Al día siguiente, cuando el Sol ya estaba en su cenit, regresó el grupo de muchachos con sus bicicletas y sus gritos, pero esta vez en mayor número. Rápido empezaron con su deleznable estrategia de lanzar, hacia el lugar donde me encontraba, toda arma arrojadiza al compás de risas e insultos. Aguanté como pude, lanzando más de una piedra, hasta que por suerte logré descalabrar al que los comandaba. Entonces celebré la victoria envuelto en alaridos, de tal modo que su reacción fue la de agarrar las bicicletas y huir pedaleando a toda prisa, con una polvareda tras de sí. Esta vez sentí la satisfacción por defender aquello en lo que creía, por expulsar a los futuros vasallos y ya integrantes de la civilización de tiempo, y disfruté con una sonrisa la puesta del Sol y el resurgir de las estrellas.

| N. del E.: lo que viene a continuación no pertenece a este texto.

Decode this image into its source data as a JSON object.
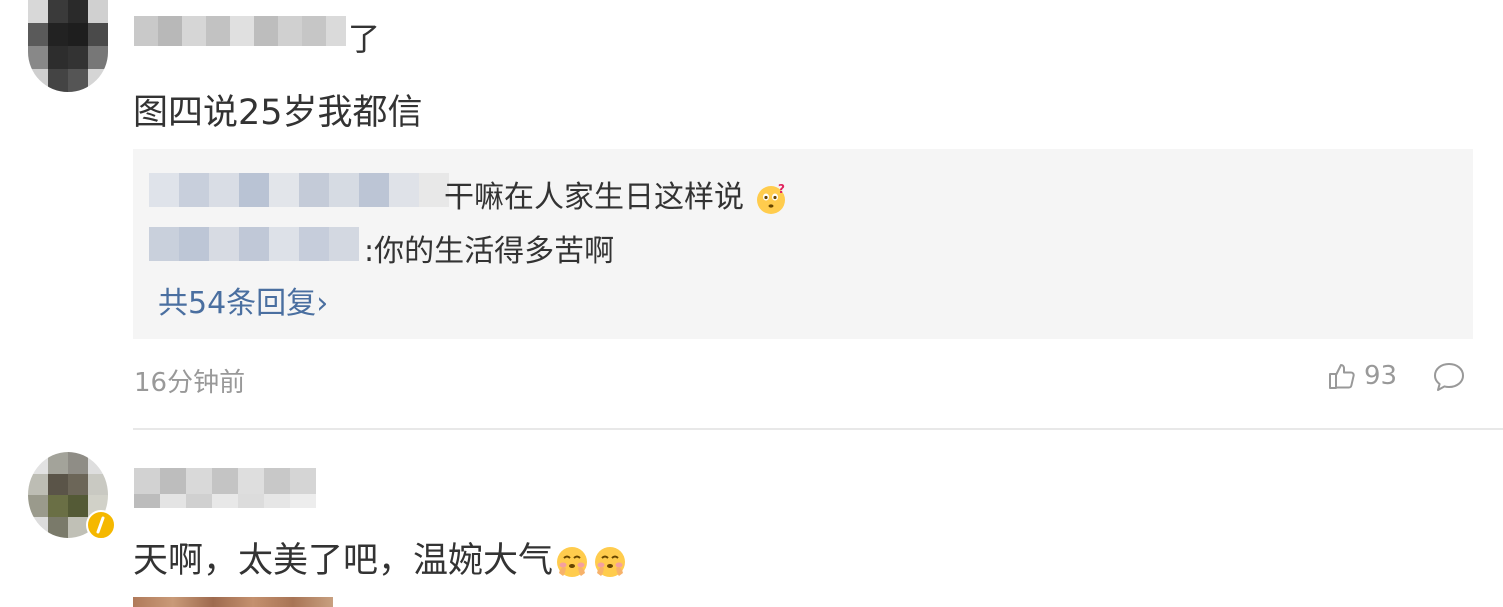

Pasé dos días bastante tranquilo, con la rutina acostumbrada de ordeñar las cabras, recoger los huevos puestos por las gallinas, rebuscar algún que otro tubérculo silvestre, cazar saltamontes para el aperitivo, con el baño en el río y el retozar bajo la sombra de algún árbol, entre el canto de los pájaros y el sonido de las hojas movidas por la brisa, hasta que a lo lejos divisé varios vehículos acercándose. Rápido corrí hacia mi refugio, para agazaparme detrás de una roca y observar a los intrusos que cada vez estaban más cerca. Pararon en el rellano de antes de iniciar la leve subida al cerro, a unos cincuenta pasos de distancia, cuando ya podía distinguir al grupo de niños rezagados en bicicleta. El corazón lo sentía ligero y la inquietud me dominaba, de tan sólo pensar en que yo era el objeto de tal expedición de reconocimiento. De los coches bajaron algunas personas, en su mayoría pertrechadas con cámaras fotográficas, que no dudaron en mirar y caminar hacia donde un chiquillo les indicó. El dilema era el siguiente: huir o enfrentarme a ellos. Me decidí por lo segundo, y no vacilé en subirme a una roca para gritar: “¡Por favor, déjenme en paz! ¡Sólo quiero vivir tranquilo!”; y así lo repetí en varias ocasiones, de una manera no ofensiva pero a la vez con cierta determinación. Y el resultado fue que no siguieron avanzando, pero, en cambio, me enfocaron con los objetivos de sus cámaras fotográficas y teléfonos móviles, para tomar un registro visual de lo que para ellos suponía un insólito acontecimiento. Los niños de las bicicletas, que ahora parecían más silenciosos, se juntaron con los mayores. Esta vez, por lo menos, no se repetiría el acoso de pedradas e insultos, pues en ningún momento consideré que mi integridad física pudiera correr algún riesgo, a pesar de presentir que el mundo se quebraba bajo los pies. Seguí repitiendo mi reclamo hasta que, después de un rato, igual que llegaron se fueron, primero los adultos en los coches y los niños dando pedaleadas por detrás.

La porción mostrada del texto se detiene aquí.